Tuesday, November 13, 2007

Nanowrimo

Hit 50k Sunday evening- day 11. Not bad, although whether the 50k words will ever make sense is another matter. It has once again been productive, entertaining and hugely therapeutic. I have been surprised by just how peaceful writing about Lourdes made me feel, even though I do not believe, the atmosphere that I find there of friendship and humanity uniting through joint suffering managed somehow to permeate through the words I was writing into my fingertips and seep through my body. I am reminded that out there are many who unannounced love and care for others with no song and dance, not everyone exploits, abuses, hates. Sometimes with my work, it is hard to remember that....

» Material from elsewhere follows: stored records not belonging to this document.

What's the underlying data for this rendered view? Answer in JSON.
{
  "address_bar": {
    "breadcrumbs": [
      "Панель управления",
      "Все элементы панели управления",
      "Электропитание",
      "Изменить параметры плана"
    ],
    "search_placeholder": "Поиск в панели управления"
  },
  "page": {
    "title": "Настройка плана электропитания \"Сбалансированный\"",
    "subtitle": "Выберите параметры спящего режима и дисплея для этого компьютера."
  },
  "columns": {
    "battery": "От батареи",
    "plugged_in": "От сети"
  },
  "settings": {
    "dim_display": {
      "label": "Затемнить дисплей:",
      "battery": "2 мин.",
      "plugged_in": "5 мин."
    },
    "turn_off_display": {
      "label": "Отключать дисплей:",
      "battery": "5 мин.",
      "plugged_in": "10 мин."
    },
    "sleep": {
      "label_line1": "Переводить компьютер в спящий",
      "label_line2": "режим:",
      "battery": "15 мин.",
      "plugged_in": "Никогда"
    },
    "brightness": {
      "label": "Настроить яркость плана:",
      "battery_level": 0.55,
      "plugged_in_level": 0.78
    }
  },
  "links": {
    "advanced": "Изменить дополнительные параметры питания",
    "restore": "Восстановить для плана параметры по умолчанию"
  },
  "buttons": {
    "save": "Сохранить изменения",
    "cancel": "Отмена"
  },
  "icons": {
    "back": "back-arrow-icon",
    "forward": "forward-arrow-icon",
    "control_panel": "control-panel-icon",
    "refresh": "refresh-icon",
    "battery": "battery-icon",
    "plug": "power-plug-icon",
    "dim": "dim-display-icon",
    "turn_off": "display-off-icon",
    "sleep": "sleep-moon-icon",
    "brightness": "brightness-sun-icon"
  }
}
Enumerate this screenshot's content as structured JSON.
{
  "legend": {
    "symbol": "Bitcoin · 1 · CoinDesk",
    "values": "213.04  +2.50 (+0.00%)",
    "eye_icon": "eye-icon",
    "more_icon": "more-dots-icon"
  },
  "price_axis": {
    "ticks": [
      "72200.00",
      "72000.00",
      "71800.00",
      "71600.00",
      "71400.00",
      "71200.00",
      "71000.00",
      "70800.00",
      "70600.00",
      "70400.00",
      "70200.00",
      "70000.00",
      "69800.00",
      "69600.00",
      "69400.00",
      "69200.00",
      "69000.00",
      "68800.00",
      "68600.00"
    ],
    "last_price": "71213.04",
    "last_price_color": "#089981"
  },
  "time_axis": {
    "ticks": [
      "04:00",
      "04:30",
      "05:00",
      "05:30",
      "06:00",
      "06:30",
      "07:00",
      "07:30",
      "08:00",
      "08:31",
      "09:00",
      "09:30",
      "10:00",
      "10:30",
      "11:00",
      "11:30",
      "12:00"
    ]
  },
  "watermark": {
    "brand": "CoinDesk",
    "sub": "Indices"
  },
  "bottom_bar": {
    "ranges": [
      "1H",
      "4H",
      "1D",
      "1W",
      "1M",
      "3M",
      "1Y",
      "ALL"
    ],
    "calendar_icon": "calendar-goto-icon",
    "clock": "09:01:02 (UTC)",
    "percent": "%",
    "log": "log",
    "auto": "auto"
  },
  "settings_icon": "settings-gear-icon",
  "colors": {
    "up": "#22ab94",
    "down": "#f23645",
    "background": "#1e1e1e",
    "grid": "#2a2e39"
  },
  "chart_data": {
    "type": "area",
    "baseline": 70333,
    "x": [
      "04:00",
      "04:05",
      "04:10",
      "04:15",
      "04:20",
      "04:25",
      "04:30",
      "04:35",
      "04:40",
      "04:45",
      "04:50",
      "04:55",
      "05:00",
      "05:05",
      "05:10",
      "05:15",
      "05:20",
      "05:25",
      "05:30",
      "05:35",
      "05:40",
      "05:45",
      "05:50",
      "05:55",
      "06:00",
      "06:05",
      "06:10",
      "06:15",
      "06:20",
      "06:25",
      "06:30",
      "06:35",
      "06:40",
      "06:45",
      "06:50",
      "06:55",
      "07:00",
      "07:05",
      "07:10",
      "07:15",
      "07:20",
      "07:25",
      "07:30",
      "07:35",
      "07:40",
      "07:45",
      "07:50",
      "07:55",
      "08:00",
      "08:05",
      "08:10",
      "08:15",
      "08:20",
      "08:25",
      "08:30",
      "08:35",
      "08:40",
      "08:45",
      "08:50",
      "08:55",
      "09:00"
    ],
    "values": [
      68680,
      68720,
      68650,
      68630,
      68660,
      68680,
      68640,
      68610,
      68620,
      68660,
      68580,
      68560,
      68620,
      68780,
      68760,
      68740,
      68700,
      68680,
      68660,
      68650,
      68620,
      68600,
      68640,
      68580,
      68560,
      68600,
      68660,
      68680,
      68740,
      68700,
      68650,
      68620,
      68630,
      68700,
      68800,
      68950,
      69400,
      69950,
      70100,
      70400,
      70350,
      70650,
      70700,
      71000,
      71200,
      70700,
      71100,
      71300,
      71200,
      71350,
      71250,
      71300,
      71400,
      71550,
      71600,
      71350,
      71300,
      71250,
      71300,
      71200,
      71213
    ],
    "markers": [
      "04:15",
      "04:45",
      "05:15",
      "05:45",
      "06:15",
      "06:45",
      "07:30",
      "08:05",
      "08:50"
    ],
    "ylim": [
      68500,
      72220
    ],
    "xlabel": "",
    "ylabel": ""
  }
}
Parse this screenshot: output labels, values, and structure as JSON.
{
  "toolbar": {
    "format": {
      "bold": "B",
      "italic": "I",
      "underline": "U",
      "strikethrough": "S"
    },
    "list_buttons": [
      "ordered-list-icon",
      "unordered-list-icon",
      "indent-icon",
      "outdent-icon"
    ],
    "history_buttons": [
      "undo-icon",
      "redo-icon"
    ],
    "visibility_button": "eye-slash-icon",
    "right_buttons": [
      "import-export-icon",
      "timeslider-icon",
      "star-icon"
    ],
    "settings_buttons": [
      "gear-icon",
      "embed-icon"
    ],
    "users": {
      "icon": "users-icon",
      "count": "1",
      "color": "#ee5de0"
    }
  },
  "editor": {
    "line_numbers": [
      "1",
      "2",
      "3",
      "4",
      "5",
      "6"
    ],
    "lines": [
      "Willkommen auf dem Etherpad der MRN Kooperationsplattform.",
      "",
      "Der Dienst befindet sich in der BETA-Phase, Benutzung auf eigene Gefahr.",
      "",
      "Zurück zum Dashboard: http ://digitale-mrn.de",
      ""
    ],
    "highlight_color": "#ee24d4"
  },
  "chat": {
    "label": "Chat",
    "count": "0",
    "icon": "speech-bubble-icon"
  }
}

It also helped me gain perspective on my recent difficulties. I have now lost over a stone in weight and haven't eaten more than three meals in November, surviving on rolls and fruit, which seem to be about all I can tolerate. Hubbie has given up buying food for me as I just don't eat it and I have had to stop wearing one of my work skirts as it doesn't fit any more! I will try, hard, to eat again, but at the moment even a roll is a bit of an effort. But at least nanowrimo gave me a focus, instead of mooching around feeling sorry for myself, I have been sorry for Maggie and the others, whose lives I have sadly inflicted with great difficulties. But Maggie isn't one to let a little thing like dying stop her living to the end. I just wish, now, having seen her grow, that I could save her, with a misdiagnosis, or a miracle.....

So onward. The story is probably two thirds of the way through and I plan to continue and finish the draft by the end of the month. Then will read it and think.....this is utter rubbish!
But it is my utter rubbish and I had a great time writing it.